More thoughts on role and viability of State enterprises
At independence Sri Lanka inherited an ‘Agency
house’ economy from the colonial masters
We were practically a ‘Banana Republic’ or rather a ‘Banana Dominion’
relying on three agricultural crops which we exported in primary form to
import all our needs including our staple food. We did not have an
industry to even make a hairpin in this country and there was a chronic
dearth of technology to commence industries. A cartel of seven British
Brokering houses were controlling the prices and supply of world tea and
thus the vicissitudes of price fluctuations in global markets were
proving to be beyond the new independent nation. Apart from this
dependent nature the exclusiveness of economic activity made the
empowerment of masses through economic development difficult.
Our economy is based on agricultural crops. File photo |
This prompted the Government of 1956 to start a series of Government
institutions called ‘Corporations’ to diversify the economy, acquire
technology and empower the masses. Petroleum Corporation, Flower Milling
Corporation, Tire Corporation, Steel Corporation, Leather Corporation,
Ceramic Corporation and The State Trading General Corporation were all
results of this initiative. It should be noted that it is the socialist
countries that provided us with technology and equipment for all this
while our ex-colonial masters wanted us to continue to send them raw
rubber and then import their tires.
Commercial culture
All SLFP lead Governments acknowledged the role played by these
corporations, not just as moneymakers but more in their role in building
an industrial and commercial culture and in generating employment.
Products and services provided by the corporations were always relied
upon by the people for their quality and reasonability in price. People
also preferred corporations to the private sector for employment because
in a corporation the staff placement is according to their
qualifications whereas in private sector the promotions and terminations
are not always transparent.
Hence it is only in the area of ruthless profit making that the
corporations come second to the private sector institutions. Here again
even though the private sector may make profits what matters to the
country’s economy at the end is how well these profits are utilized. If
the profits are repatriated on some ruse, spend on foreign travel or
spend in importing luxuries, such profit making amounts to an
exploitation of a developing country’s economy.

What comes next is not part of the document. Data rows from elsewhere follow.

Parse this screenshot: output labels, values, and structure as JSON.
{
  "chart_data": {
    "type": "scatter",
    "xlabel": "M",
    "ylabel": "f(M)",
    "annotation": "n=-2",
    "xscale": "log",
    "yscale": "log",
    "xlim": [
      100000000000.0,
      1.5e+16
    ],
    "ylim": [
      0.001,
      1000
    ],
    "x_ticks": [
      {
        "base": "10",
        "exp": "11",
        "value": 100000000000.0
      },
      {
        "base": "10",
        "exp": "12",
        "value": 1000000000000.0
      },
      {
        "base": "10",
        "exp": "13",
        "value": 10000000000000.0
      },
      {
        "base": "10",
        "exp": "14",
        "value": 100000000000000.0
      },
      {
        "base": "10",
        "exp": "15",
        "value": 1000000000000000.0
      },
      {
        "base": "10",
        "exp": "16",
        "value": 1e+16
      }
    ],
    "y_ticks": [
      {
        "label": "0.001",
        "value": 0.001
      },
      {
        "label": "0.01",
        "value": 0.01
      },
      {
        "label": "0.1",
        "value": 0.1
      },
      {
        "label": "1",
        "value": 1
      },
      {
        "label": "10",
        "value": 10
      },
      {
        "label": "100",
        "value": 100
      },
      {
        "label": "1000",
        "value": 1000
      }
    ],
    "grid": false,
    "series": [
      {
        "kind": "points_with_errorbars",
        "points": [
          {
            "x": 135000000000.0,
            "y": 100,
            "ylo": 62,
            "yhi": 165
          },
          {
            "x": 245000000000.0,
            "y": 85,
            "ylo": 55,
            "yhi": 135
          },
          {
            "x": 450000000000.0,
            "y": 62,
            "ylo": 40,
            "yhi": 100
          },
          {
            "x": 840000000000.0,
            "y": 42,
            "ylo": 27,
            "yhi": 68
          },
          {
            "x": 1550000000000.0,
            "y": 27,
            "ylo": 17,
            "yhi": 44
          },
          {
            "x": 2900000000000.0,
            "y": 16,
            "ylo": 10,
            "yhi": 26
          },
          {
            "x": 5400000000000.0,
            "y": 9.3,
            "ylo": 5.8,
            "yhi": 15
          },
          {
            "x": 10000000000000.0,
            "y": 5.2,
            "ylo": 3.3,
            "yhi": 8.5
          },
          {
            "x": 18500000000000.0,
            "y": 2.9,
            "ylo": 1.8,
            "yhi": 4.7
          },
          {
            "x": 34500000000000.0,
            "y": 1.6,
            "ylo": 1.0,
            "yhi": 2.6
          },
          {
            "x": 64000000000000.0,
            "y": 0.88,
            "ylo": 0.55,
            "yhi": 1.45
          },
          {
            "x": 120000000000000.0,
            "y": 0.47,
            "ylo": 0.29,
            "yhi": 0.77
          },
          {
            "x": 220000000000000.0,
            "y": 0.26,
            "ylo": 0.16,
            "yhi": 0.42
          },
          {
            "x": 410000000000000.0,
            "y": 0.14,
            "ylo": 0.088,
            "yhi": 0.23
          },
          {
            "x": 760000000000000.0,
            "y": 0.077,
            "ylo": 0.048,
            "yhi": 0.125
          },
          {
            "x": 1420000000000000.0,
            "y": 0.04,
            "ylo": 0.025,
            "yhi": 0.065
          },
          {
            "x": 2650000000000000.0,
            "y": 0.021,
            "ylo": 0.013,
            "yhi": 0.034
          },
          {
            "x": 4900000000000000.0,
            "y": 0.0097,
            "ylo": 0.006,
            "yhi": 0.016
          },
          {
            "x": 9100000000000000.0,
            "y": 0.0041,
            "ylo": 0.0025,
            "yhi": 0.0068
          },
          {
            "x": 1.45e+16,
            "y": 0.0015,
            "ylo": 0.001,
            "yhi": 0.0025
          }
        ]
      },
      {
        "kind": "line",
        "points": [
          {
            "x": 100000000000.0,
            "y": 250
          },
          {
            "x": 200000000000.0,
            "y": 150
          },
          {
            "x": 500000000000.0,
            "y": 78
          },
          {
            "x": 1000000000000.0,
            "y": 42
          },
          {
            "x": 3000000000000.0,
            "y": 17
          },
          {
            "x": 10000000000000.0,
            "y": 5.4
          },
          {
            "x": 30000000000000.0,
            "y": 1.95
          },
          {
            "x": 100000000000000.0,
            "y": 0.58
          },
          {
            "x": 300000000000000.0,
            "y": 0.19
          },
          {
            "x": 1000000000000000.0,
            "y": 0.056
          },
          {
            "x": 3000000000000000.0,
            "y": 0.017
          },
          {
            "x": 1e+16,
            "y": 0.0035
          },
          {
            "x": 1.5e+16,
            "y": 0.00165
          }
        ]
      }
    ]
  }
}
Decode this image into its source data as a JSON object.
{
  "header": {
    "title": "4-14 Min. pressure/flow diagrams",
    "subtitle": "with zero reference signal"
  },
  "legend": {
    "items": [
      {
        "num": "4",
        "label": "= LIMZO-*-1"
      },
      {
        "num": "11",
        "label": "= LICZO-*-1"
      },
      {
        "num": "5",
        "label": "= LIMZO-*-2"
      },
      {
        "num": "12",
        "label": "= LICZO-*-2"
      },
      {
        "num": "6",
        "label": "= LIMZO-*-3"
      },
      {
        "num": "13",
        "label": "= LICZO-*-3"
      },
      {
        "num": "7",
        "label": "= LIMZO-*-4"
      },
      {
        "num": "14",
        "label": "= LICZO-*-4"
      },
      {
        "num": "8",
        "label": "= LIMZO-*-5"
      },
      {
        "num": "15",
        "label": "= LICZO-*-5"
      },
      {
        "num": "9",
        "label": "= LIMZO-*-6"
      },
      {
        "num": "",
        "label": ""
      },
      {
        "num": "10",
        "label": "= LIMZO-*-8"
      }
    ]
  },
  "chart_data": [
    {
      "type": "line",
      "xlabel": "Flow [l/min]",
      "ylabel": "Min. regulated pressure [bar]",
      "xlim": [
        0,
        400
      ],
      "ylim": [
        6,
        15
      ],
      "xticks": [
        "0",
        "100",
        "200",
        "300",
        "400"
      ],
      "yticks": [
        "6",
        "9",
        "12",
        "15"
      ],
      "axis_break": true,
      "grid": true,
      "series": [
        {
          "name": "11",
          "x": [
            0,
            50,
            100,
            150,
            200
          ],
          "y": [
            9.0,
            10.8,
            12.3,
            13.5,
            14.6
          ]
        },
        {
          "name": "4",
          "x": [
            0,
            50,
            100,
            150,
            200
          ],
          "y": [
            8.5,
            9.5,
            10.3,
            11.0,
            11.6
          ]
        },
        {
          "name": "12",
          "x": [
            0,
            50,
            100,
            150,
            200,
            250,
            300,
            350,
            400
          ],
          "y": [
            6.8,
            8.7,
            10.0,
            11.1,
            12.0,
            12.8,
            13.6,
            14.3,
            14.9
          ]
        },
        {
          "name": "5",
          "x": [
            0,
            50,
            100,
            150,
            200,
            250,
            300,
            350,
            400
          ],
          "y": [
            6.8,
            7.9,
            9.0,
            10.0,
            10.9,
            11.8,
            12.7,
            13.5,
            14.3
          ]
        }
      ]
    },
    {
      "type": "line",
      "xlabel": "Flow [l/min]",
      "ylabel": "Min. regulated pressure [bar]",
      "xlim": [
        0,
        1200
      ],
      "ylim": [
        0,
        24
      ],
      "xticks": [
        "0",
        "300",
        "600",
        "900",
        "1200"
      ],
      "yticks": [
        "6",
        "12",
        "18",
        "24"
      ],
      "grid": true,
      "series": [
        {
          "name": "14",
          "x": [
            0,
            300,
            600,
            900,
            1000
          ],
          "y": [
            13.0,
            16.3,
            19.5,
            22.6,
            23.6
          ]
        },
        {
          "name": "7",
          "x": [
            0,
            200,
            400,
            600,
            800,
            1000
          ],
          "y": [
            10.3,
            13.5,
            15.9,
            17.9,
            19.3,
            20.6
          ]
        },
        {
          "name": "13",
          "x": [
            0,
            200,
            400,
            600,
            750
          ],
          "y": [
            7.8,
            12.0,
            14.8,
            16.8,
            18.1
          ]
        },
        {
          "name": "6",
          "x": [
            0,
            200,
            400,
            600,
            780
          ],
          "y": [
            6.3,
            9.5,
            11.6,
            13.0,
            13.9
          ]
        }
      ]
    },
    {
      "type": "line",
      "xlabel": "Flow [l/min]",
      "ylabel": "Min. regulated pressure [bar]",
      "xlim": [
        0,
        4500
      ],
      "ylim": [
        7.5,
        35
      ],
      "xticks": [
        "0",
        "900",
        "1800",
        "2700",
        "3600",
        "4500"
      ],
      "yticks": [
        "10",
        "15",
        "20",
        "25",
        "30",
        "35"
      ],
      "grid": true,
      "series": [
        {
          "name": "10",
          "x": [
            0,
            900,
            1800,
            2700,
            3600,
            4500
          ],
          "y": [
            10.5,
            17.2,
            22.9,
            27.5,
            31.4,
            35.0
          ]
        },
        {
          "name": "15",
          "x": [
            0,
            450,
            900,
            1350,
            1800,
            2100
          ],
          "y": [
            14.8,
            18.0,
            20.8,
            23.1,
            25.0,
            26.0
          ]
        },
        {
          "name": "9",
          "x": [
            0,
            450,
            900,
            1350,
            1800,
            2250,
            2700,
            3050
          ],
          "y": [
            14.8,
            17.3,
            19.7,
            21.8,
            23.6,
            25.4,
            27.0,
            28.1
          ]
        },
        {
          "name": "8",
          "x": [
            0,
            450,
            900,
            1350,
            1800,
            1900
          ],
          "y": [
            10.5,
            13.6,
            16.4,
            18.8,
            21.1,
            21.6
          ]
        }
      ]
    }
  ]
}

Hence when you consider all that the corporations could always play a
significant role in a developing country’s economy and hence that
explains why the present Government follows a policy of protecting and
nurturing what is left of the corporations.
The problem with the corporations however, is not in their role and
functions but in their effective management. State corporations are slow
to respond to changes in the commercial environment. Unlike in a private
sector organization where even the most important decisions do not go
beyond the Chairman and the Board of Directors, a State corporation is
answerable to the Ministry. In a bureaucratic set up you can take
hundred decisions that may benefit the corporation but the moment a
single decision of yours go wrong you are held answerable. This means in
a private set up decision making is worth the risk but in the public set
up it is only a risk and hence the unresponsiveness.
Private sector
The private companies have their Annual General Meetings where the
shareholders do an appraisal of the company’s performance and make
whatever necessary changes collectively. In the public sector it is the
COOPE (Committee on Public Enterprises) that scrutinizes the accounts of
the State corporation to appraise the performance annually and it is
made up Members of Parliament and officials of the treasury. The COOPE
meeting therefore is the AGM of the State corporations and hence the
officials who sit in COOPE should realize that they are representing the
interest of the public who effectively are the shareholders of all the
corporations. The Minister in charge of the State corporation should
ensure that all the relevant recommendations in the COOPE report are
effected. Public should have access to these reports and the media too
should give enough prominence to these reports in keeping with their
responsibility to educate the public on how the Government is handling
public funds.
The other crucial problem faced by the State corporations is the
shenanigans of the trade unions. The trade unions and the employees,
depending on the degree of patronization they command from the political
party in power, assume a degree of proprietorship in the affairs of the
corporation.
The job of the trade unions however, should be strictly confined to
the welfare of the workers and they should have no right to criticize or
obstruct the activities of the corporations on grounds of mismanagement
or corruption. There is more suitable mechanism in place to evaluate
such activity of the corporation and hence the ‘dog in the manger’
should be avoided.
Questionable activities
However having a worker representative in the Board on observer
status would help foster understanding between the management and the
workers. The last but not least threat to the viability of State
corporations is the mismanagement by the Minister concerned to
accommodate his political and personal obligations.
If the Minister makes the corporation inefficient and non-viable,
either by recruiting more people of through other questionable
activities the Cabinet should hold him responsible for not delivering
the goods to the public as envisaged by the Government. After all, the
politicians want to win elections and if their overall public policy has
suffered due to offering employment to a few people it should mean
losing many votes and gaining a few. In the end, if it becomes clear to
the voter that the Government in power is incapable of handling State
corporations what would he think of its overall performance?